India blocks Supabase under Section 69A, Jio and Airtel users hit
A source says a ministry order under Section 69A blocked Supabase developer backends across multiple ISPs, leaving millions of Indian users and developers unable to reach .supabase.co.

A source familiar with the matter said India issued a blocking order on February 24 under Section 69A of the Information Technology Act that instructed internet providers to restrict access to Supabase’s developer infrastructure, producing patchy or complete loss of connectivity for users on Reliance Jio, Bharti Airtel, ACT Fibernet and other networks.
Supabase, the open-source backend platform used by many startups and independent developers, confirmed in status updates that its public site remained reachable but that a subset of users in India could not reach project backends. “We are currently aware of an issue affecting reachability of Supabase projects for a subset of users based in India. Supabase infrastructure remains fully operational,” the company said in a Feb. 26 status post, adding that its projects were reachable from regions outside India.
Supabase’s investigation, the company wrote, found that “a service provider in the region is not serving the correct DNS responses for Supabase projects from their internal DNS resolvers.” In a separate Feb. 27 update it urged affected customers to use alternative DNS providers or a VPN as interim fixes and suggested “for some customers, custom domains may also be a viable solution.” The status page listed specific DNS alternatives: Cloudflare (1.1.1.1), Google (8.8.8.8) and Quad9 (9.9.9.9).
On social media the company tagged India’s Union minister for electronics and information technology, Ashwini Vaishnaw, asking: “@AshwiniVaishnaw We have recently become aware that the domain is inaccessible to users across multiple Indian ISPs, including Jio, Airtel, and ACT Fibernet, due to a ministry order. Supabase is used by millions of developers worldwide, and millions of users in India are currently unable to access our platform due to these blocks. Could we talk to someone in your team about this?” Supabase later removed the public post but continued to publish status updates and technical guidance.
Developers in India reported immediate service disruptions consistent with a DNS- or ISP-level block. A community post in the Supabase forum summarized user reports: “Supabase backend access is currently restricted across multiple Indian ISPs. Confirmed issues: Auth failures; Database not responding; API endpoints (.supabase.co) unreachable; .supabase.co; Apps appear broken despite infrastructure being operational globally. This is not a Supabase outage. Access is being restricted at the ISP/DNS level inside India.”
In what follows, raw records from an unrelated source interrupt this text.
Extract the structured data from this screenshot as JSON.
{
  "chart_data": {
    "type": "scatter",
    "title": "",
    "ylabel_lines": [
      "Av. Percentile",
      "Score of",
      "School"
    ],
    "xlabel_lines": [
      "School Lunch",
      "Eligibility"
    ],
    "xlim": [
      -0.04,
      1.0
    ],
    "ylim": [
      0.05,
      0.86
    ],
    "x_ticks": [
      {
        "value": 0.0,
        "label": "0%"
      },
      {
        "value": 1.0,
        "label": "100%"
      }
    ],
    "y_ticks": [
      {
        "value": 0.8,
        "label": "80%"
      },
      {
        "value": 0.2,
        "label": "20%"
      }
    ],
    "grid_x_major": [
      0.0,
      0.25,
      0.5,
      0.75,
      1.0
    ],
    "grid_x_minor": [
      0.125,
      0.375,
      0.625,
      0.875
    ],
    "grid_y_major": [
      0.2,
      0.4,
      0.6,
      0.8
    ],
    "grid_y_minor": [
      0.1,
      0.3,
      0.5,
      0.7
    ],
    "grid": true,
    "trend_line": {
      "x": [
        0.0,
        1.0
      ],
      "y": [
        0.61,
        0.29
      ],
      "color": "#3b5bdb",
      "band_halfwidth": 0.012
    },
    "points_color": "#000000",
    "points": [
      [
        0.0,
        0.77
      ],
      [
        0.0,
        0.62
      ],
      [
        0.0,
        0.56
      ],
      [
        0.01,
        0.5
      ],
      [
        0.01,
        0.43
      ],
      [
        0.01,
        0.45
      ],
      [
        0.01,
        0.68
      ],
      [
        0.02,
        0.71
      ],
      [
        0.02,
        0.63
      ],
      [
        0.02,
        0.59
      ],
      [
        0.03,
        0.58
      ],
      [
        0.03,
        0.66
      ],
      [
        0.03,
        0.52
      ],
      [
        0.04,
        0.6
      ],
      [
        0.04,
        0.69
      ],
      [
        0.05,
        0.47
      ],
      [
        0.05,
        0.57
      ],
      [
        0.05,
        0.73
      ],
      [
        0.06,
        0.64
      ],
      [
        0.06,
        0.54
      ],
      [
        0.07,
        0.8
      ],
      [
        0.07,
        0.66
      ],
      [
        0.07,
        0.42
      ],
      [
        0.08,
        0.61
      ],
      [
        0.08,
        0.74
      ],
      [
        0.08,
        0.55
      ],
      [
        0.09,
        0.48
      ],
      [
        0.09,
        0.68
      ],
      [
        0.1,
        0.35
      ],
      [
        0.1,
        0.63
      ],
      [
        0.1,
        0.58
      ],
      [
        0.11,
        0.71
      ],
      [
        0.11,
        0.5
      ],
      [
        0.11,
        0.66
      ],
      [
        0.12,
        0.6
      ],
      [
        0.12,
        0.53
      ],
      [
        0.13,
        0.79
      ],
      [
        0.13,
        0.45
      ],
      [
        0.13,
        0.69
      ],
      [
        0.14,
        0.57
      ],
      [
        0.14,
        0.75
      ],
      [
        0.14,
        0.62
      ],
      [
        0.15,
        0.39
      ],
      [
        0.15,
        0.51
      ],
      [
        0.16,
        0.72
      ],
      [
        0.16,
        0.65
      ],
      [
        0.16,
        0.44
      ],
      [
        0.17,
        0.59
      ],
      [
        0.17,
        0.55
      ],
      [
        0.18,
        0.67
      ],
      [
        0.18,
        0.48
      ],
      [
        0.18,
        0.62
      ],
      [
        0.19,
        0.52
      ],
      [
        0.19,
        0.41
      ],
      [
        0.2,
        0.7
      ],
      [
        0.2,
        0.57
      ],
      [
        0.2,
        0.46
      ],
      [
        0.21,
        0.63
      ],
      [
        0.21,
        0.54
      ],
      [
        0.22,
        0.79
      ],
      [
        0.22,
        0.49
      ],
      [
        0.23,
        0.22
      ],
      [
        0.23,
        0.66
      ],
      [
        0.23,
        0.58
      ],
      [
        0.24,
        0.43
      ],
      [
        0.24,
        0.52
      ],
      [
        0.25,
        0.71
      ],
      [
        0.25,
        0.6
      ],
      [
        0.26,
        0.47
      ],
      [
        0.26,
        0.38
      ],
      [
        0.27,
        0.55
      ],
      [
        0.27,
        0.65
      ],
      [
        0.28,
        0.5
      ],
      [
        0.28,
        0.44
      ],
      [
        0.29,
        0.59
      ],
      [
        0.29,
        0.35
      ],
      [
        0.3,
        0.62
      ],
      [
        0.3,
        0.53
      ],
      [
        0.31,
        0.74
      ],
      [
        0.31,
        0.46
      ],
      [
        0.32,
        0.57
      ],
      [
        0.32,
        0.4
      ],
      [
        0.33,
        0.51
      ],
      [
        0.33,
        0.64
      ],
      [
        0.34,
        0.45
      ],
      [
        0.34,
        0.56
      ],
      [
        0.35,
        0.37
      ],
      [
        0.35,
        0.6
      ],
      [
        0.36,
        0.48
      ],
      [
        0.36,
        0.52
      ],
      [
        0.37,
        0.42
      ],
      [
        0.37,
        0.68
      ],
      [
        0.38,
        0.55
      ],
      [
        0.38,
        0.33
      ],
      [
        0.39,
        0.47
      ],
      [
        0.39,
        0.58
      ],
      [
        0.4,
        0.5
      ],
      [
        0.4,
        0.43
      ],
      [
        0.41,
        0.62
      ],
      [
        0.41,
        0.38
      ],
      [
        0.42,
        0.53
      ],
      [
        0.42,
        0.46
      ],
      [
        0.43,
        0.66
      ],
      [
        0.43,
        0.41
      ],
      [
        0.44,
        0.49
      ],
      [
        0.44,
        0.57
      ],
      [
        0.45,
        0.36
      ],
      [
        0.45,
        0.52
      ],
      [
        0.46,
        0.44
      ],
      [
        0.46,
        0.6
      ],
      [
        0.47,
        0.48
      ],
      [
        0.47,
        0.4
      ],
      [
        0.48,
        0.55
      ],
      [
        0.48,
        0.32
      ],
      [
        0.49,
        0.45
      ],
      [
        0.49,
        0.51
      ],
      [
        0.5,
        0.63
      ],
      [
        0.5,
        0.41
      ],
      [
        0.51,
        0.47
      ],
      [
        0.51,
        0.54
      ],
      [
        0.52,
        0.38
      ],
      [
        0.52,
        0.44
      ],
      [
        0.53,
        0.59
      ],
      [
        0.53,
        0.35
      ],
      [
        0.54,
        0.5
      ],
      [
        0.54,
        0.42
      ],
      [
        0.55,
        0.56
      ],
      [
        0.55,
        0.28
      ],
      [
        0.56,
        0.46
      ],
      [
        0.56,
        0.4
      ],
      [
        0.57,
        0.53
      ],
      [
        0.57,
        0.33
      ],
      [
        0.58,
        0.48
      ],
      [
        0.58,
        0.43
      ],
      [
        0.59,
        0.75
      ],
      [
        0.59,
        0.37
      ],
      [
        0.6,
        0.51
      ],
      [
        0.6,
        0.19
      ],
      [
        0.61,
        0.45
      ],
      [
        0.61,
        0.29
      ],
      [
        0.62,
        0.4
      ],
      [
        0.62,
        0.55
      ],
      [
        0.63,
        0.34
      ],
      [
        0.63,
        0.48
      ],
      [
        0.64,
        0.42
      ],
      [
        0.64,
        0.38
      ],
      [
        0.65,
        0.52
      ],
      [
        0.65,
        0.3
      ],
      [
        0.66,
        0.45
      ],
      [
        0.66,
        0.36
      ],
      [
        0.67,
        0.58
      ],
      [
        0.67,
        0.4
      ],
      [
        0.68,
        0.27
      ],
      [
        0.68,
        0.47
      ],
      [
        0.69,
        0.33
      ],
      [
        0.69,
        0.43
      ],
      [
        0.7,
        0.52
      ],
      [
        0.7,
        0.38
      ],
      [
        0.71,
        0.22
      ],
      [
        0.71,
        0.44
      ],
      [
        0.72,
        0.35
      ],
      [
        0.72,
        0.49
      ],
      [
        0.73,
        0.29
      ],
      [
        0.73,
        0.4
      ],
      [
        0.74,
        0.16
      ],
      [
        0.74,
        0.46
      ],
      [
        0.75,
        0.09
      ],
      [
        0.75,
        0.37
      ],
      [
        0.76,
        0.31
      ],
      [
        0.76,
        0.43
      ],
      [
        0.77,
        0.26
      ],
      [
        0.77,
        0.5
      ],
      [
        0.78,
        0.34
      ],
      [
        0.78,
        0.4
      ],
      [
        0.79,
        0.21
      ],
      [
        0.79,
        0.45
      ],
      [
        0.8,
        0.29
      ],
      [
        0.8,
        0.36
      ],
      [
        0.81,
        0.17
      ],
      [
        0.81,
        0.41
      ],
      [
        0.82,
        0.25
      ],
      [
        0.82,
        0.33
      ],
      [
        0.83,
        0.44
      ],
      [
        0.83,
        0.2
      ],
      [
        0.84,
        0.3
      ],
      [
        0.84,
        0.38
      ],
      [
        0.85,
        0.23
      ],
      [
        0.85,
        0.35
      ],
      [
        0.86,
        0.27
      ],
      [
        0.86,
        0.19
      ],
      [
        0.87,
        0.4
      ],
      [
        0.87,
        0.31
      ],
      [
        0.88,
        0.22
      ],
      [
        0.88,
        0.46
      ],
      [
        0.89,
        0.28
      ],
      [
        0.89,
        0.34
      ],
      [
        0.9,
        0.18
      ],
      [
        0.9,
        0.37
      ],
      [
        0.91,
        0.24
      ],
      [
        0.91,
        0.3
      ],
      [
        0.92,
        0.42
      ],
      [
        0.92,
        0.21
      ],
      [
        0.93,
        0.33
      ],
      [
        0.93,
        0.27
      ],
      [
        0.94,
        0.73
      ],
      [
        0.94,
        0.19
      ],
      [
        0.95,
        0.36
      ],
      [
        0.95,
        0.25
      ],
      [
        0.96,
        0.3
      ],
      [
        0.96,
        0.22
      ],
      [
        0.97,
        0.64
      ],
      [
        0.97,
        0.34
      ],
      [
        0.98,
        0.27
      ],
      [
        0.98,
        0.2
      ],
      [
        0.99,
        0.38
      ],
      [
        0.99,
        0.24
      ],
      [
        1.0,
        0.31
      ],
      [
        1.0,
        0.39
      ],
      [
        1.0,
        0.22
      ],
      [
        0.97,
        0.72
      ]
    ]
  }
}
The block carries economic and operational weight: data from Similarweb show India is Supabase’s fourth-largest source of traffic, accounting for roughly 9 percent of visits. The platform’s global traffic rose by more than 111 percent year over year to about 4.2 million visits in January; Indian visits increased roughly 179 percent to about 365,000 in the same month.
The government has not publicly stated a reason for the ministry order, and it remains unclear whether the action is linked to cybersecurity, copyright or another issue. Civil liberties advocates warned the incident underscores broader risks for online services. “The incident highlights broader concerns about India’s website blocking regime,” said Raman Jit Singh Chima, Asia Pacific policy director at Access Now.
Supabase has asked users to report problems to their ISPs and to contact support for alternatives while it pursues resolution through multiple channels. Journalists and developers seeking clarity will be watching for the ministry order text, official confirmation from named ISPs, and technical traces that show whether the block targets *.supabase.co domains, specific IP addresses, or DNS responses from internal resolvers.